2024-02-20T09:21:25.663269Z ERROR transform{component_kind="transform" component_id=kubernetes_application component_type=remap component_name=kubernetes_application}: vector::topology: An error occurred that Vector couldn't handle: failed to encode record: BufferTooSmall.
2024-02-20T09:21:25.663344Z  INFO vector: Vector has stopped.
2024-02-20T09:21:25.663365Z ERROR transform{component_kind="transform" component_id=route_logs component_type=route component_name=route_logs}: vector::topology: An error occurred that Vector couldn't handle: receiver disconnected.
2024-02-20T09:21:25.676755Z ERROR transform{component_kind="transform" component_id=containerlogs component_type=remap component_name=containerlogs}: vector::topology: An error occurred that Vector couldn't handle: receiver disconnected.
2024-02-20T09:21:25.680198Z  INFO vector::topology::running: Shutting down... Waiting on running components. remaining_components="splunk_kube_audit, fluentbit, kubernetes_application, prometheus_exporter, splunk_container_logs, kubernetes_audit, httpd, vector_metrics, kubernetes_infrastructure, route_logs, journal_logs, containerlogs" time_remaining="59 seconds left"

The containers exists upon certain load , around 10k events/sec.

kefiras commented 1 week ago

@awangc have You managed to find the root cause or workaround ? I've seen similar issues while sending logs from upstream vector pods that are part of OpenShift and the default batch size is 10MB I believe. I've been testing with sending just generic nginx logs so really small events. Upon certain load the vector would exit with same error related to the buffer.
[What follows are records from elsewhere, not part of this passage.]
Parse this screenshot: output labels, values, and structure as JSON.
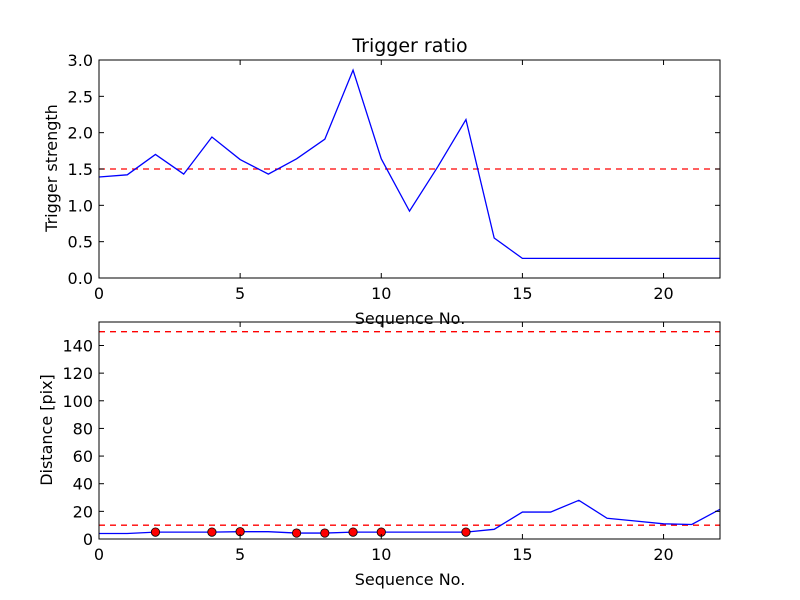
{
  "chart_data": [
    {
      "type": "line",
      "title": "Trigger ratio",
      "xlabel": "Sequence No.",
      "ylabel": "Trigger strength",
      "xlim": [
        0,
        22
      ],
      "ylim": [
        0,
        3.0
      ],
      "xticks": [
        0,
        5,
        10,
        15,
        20
      ],
      "xtick_labels": [
        "0",
        "5",
        "10",
        "15",
        "20"
      ],
      "yticks": [
        0,
        0.5,
        1.0,
        1.5,
        2.0,
        2.5,
        3.0
      ],
      "ytick_labels": [
        "0.0",
        "0.5",
        "1.0",
        "1.5",
        "2.0",
        "2.5",
        "3.0"
      ],
      "grid": false,
      "series": [
        {
          "color": "#0000ff",
          "x": [
            0,
            1,
            2,
            3,
            4,
            5,
            6,
            7,
            8,
            9,
            10,
            11,
            12,
            13,
            14,
            15,
            16,
            17,
            18,
            19,
            20,
            21,
            22
          ],
          "values": [
            1.39,
            1.42,
            1.7,
            1.43,
            1.94,
            1.63,
            1.43,
            1.64,
            1.91,
            2.86,
            1.64,
            0.92,
            1.53,
            2.18,
            0.55,
            0.27,
            0.27,
            0.27,
            0.27,
            0.27,
            0.27,
            0.27,
            0.27
          ]
        }
      ],
      "reference_lines": [
        {
          "y": 1.5,
          "color": "#ff0000",
          "style": "dashed"
        }
      ]
    },
    {
      "type": "line",
      "title": "",
      "xlabel": "Sequence No.",
      "ylabel": "Distance [pix]",
      "xlim": [
        0,
        22
      ],
      "ylim": [
        0,
        157
      ],
      "xticks": [
        0,
        5,
        10,
        15,
        20
      ],
      "xtick_labels": [
        "0",
        "5",
        "10",
        "15",
        "20"
      ],
      "yticks": [
        0,
        20,
        40,
        60,
        80,
        100,
        120,
        140
      ],
      "ytick_labels": [
        "0",
        "20",
        "40",
        "60",
        "80",
        "100",
        "120",
        "140"
      ],
      "grid": false,
      "series": [
        {
          "color": "#0000ff",
          "x": [
            0,
            1,
            2,
            3,
            4,
            5,
            6,
            7,
            8,
            9,
            10,
            11,
            12,
            13,
            14,
            15,
            16,
            17,
            18,
            19,
            20,
            21,
            22
          ],
          "values": [
            4,
            4,
            5,
            5,
            5,
            5.3,
            5.3,
            4.3,
            4.3,
            5,
            5,
            5,
            5,
            5,
            7,
            19.5,
            19.5,
            28,
            15,
            13,
            11,
            10.5,
            21.5
          ]
        }
      ],
      "markers": {
        "color": "#ff0000",
        "x": [
          2,
          4,
          5,
          7,
          8,
          9,
          10,
          13
        ],
        "values": [
          5,
          5,
          5.3,
          4.3,
          4.3,
          5,
          5,
          5
        ]
      },
      "reference_lines": [
        {
          "y": 150,
          "color": "#ff0000",
          "style": "dashed"
        },
        {
          "y": 10,
          "color": "#ff0000",
          "style": "dashed"
        }
      ]
    }
  ]
}
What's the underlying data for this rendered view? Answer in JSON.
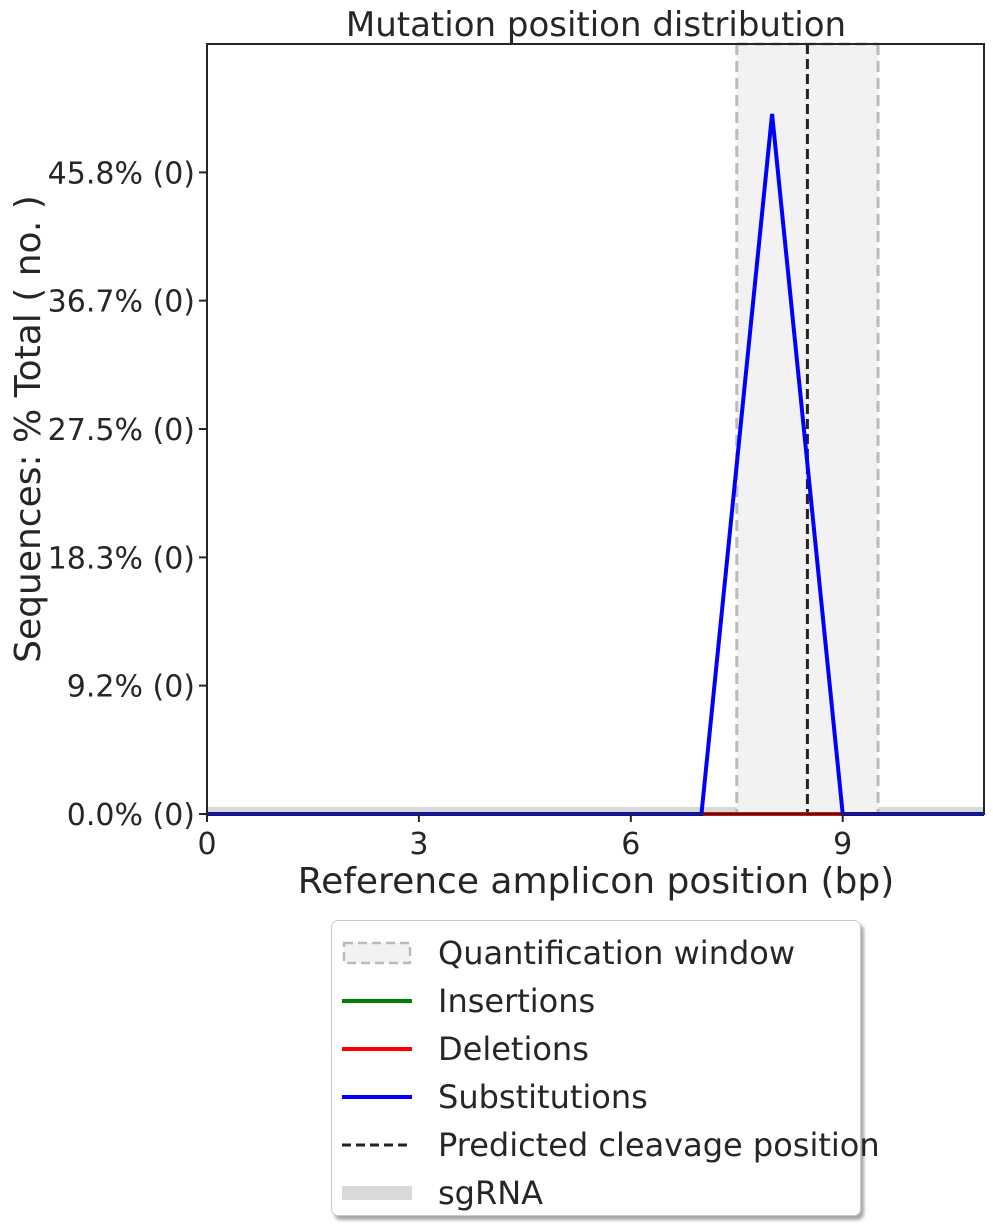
{
  "chart_data": {
    "type": "line",
    "title": "Mutation position distribution",
    "xlabel": "Reference amplicon position (bp)",
    "ylabel": "Sequences: % Total ( no. )",
    "xlim": [
      0,
      11
    ],
    "ylim": [
      0,
      55
    ],
    "x_ticks": [
      0,
      3,
      6,
      9
    ],
    "x_tick_labels": [
      "0",
      "3",
      "6",
      "9"
    ],
    "y_ticks": [
      0,
      9.17,
      18.33,
      27.5,
      36.67,
      45.83
    ],
    "y_tick_labels": [
      "0.0% (0)",
      "9.2% (0)",
      "18.3% (0)",
      "27.5% (0)",
      "36.7% (0)",
      "45.8% (0)"
    ],
    "grid": false,
    "quantification_window": [
      7.5,
      9.5
    ],
    "predicted_cleavage_position": 8.5,
    "sgrna_band": [
      0,
      11
    ],
    "series": [
      {
        "name": "Insertions",
        "color": "#008000",
        "x": [
          0,
          1,
          2,
          3,
          4,
          5,
          6,
          7,
          8,
          9,
          10,
          11
        ],
        "y": [
          0,
          0,
          0,
          0,
          0,
          0,
          0,
          0,
          0,
          0,
          0,
          0
        ]
      },
      {
        "name": "Deletions",
        "color": "#ff0000",
        "x": [
          0,
          1,
          2,
          3,
          4,
          5,
          6,
          7,
          8,
          9,
          10,
          11
        ],
        "y": [
          0,
          0,
          0,
          0,
          0,
          0,
          0,
          0,
          0,
          0,
          0,
          0
        ]
      },
      {
        "name": "Substitutions",
        "color": "#0000ff",
        "x": [
          0,
          1,
          2,
          3,
          4,
          5,
          6,
          7,
          8,
          9,
          10,
          11
        ],
        "y": [
          0,
          0,
          0,
          0,
          0,
          0,
          0,
          0,
          50,
          0,
          0,
          0
        ]
      }
    ],
    "legend": {
      "placement": "bottom-center",
      "items": [
        {
          "label": "Quantification window",
          "kind": "window"
        },
        {
          "label": "Insertions",
          "kind": "line",
          "color": "#008000"
        },
        {
          "label": "Deletions",
          "kind": "line",
          "color": "#ff0000"
        },
        {
          "label": "Substitutions",
          "kind": "line",
          "color": "#0000ff"
        },
        {
          "label": "Predicted cleavage position",
          "kind": "dashed",
          "color": "#222222"
        },
        {
          "label": "sgRNA",
          "kind": "band",
          "color": "#d9d9d9"
        }
      ]
    }
  }
}
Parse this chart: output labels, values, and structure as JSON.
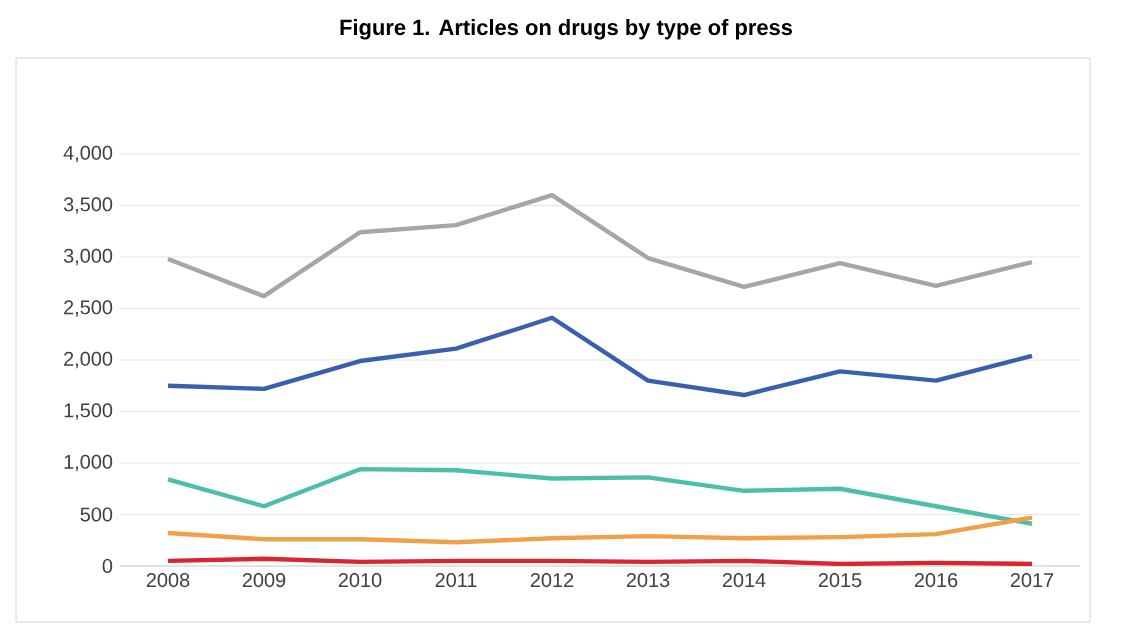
{
  "chart_data": {
    "type": "line",
    "title": "**Figure 1. Articles on drugs by type of press**",
    "categories": [
      "2008",
      "2009",
      "2010",
      "2011",
      "2012",
      "2013",
      "2014",
      "2015",
      "2016",
      "2017"
    ],
    "series": [
      {
        "color": "#a6a6a6",
        "values": [
          2980,
          2620,
          3240,
          3310,
          3600,
          2990,
          2710,
          2940,
          2720,
          2950
        ]
      },
      {
        "color": "#3a5fad",
        "values": [
          1750,
          1720,
          1990,
          2110,
          2410,
          1800,
          1660,
          1890,
          1800,
          2040
        ]
      },
      {
        "color": "#4dbfa8",
        "values": [
          840,
          580,
          940,
          930,
          850,
          860,
          730,
          750,
          580,
          410
        ]
      },
      {
        "color": "#f0a04b",
        "values": [
          320,
          260,
          260,
          230,
          270,
          290,
          270,
          280,
          310,
          470
        ]
      },
      {
        "color": "#d9262e",
        "values": [
          50,
          70,
          40,
          50,
          50,
          40,
          50,
          20,
          30,
          20
        ]
      }
    ],
    "ylim": [
      0,
      4000
    ],
    "yticks": [
      {
        "value": 0,
        "label": "0"
      },
      {
        "value": 500,
        "label": "500"
      },
      {
        "value": 1000,
        "label": "1,000"
      },
      {
        "value": 1500,
        "label": "1,500"
      },
      {
        "value": 2000,
        "label": "2,000"
      },
      {
        "value": 2500,
        "label": "2,500"
      },
      {
        "value": 3000,
        "label": "3,000"
      },
      {
        "value": 3500,
        "label": "3,500"
      },
      {
        "value": 4000,
        "label": "4,000"
      }
    ],
    "grid": "y",
    "marker": "none",
    "line_style": "solid"
  }
}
I have observed the issue not happening when the batch size on upstream vector is set to 1MB (so 10 times less).

@jszwedko is there any doc how are the transforms related to a disk buffers ?

jszwedko commented 1 week ago

@jszwedko is there any doc how are the transforms related to a disk buffers ?

Transforms emit data to an output channel which is then consumed by buffers. Is that the sort of detail you were looking for? Or do you have different sort of question?

For this issue, I know it is a lot to ask, but if anyone is able to create a standalone reproduction, that would aid with debugging.